Il m’a paru intéressant de mentionner quels peuvent être les risques de la recherche artistique ; après réflexion, deux axes majeurs se distinguent. L’un est lié directement à la pratique artistique, et l’a toujours été : il s’agit de prendre le risque de la nouveauté, de la sincérité, dans toutes ses conséquences. L’autre est plus lié à l’époque à laquelle nous vivons : il s’agit d’un retour à la simplicité et au directement appréhensible.

1. Prendre le risque de la recherche artistique

Selon Heidegger, notre être se différencie de celui des autres étants (table, fleur, animal) en ce qu’il ne subsiste pas seulement dans son être et sa définition seule – avec toute la croissance contenue dans ce terme, à savoir la vie – mais qu’il se projette en avant, dans l’avenir, grâce à la pensée.

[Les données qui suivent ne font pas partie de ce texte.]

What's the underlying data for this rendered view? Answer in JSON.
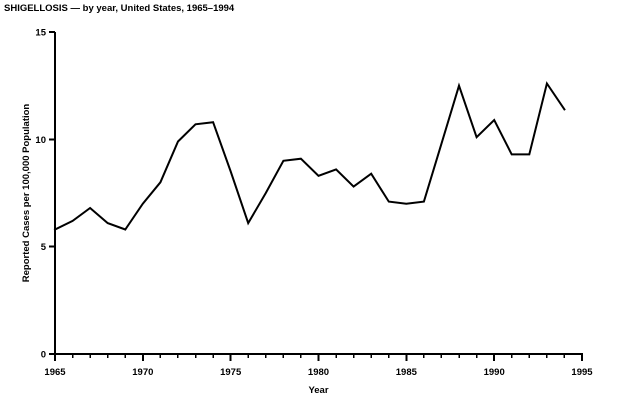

En tant qu’hommes, nous avons la capacité de la mémoire et du projet ; dans notre esprit cohabitent donc les trois temps : le passé, le présent et l’avenir. De plus, notre rapport à l’espace se nourrit de ce rapport au temps : il devient possible de reconstruire – c’est le souvenir – et de construire tout court à partir d’éléments déjà connus – c’est le rêve.

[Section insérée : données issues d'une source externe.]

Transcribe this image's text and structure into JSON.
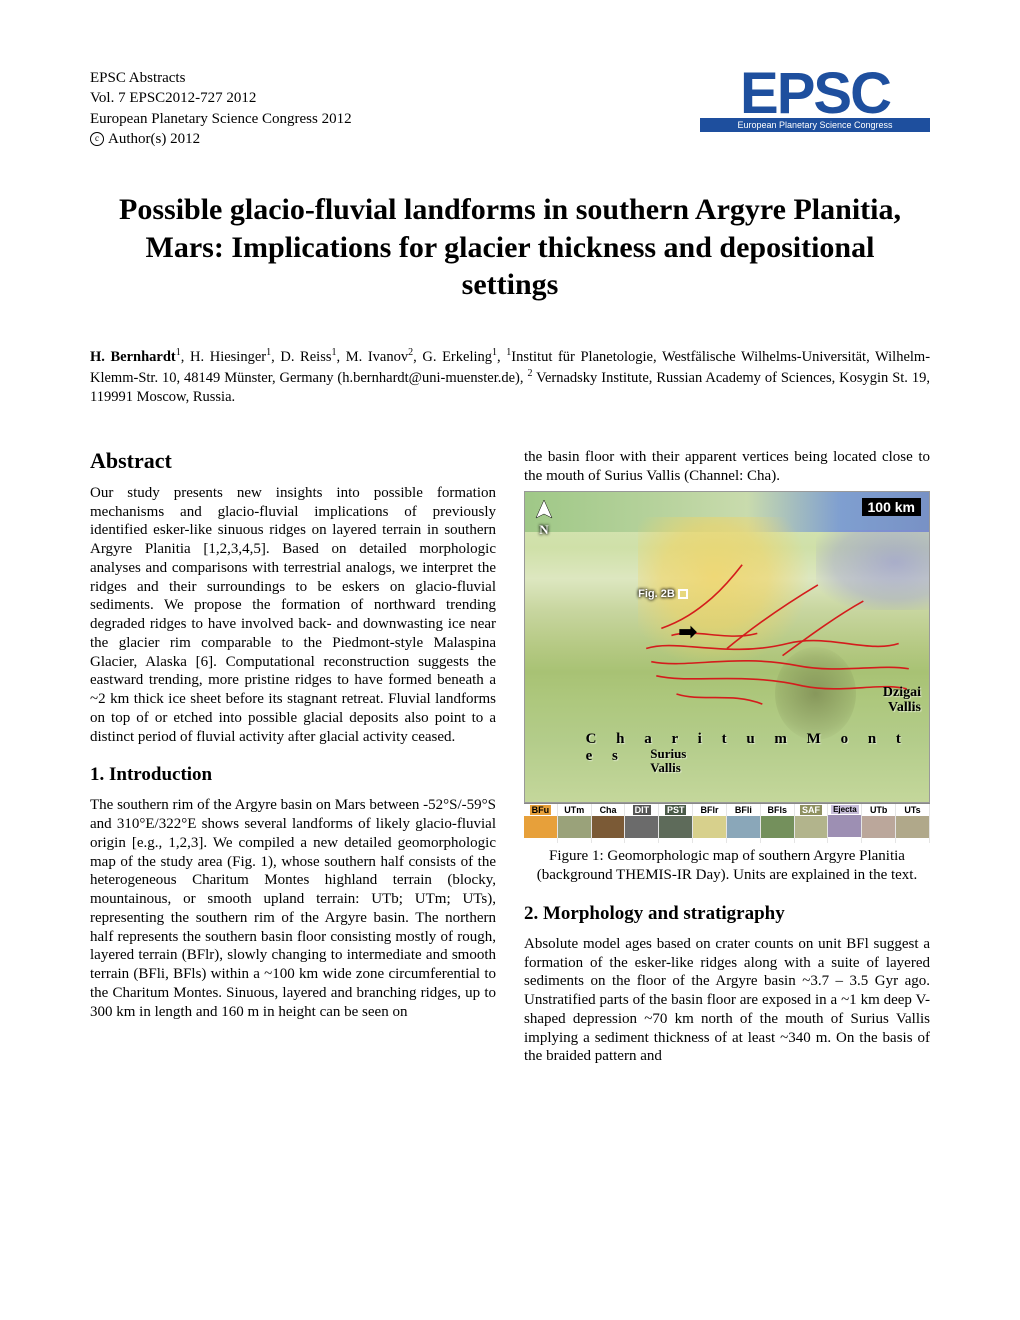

Pour l’artiste, il est un équilibre à faire entre ces trois temps où il est situé. A partir de sa compréhension de son être-là, c’est-à-dire de sa personne, de son présent, se forme un désir de franchir, de rechercher ; un désir d’évolution où apparaît ce fameux risque esthétique.

En quoi consiste-t-il exactement ? En innovant par sa recherche, l’artiste se place volontairement en porte-à-faux avec son époque. Son époque, c’est bien sûr l’art déjà établi, mais aussi les opinions de la société. Une société veut toujours persévérer dans son être ; elle fonctionne à partir de l’idée du maintien sa propre sécurité. Or, la sécurité, c’est éviter le risque, et éviter la nouveauté par la même occasion ; une nouveauté qui se manifeste de manière générale dans « l’étranger », entendu ici dans toute l’acceptation du terme : ce qui est inconnu. L’obsession sécuritaire de nos sociétés occidentales va de pair avec le « marché captif » de l’art, qui refuse toute critique sur sa validité, avec pour conséquence une sectorisation de la culture.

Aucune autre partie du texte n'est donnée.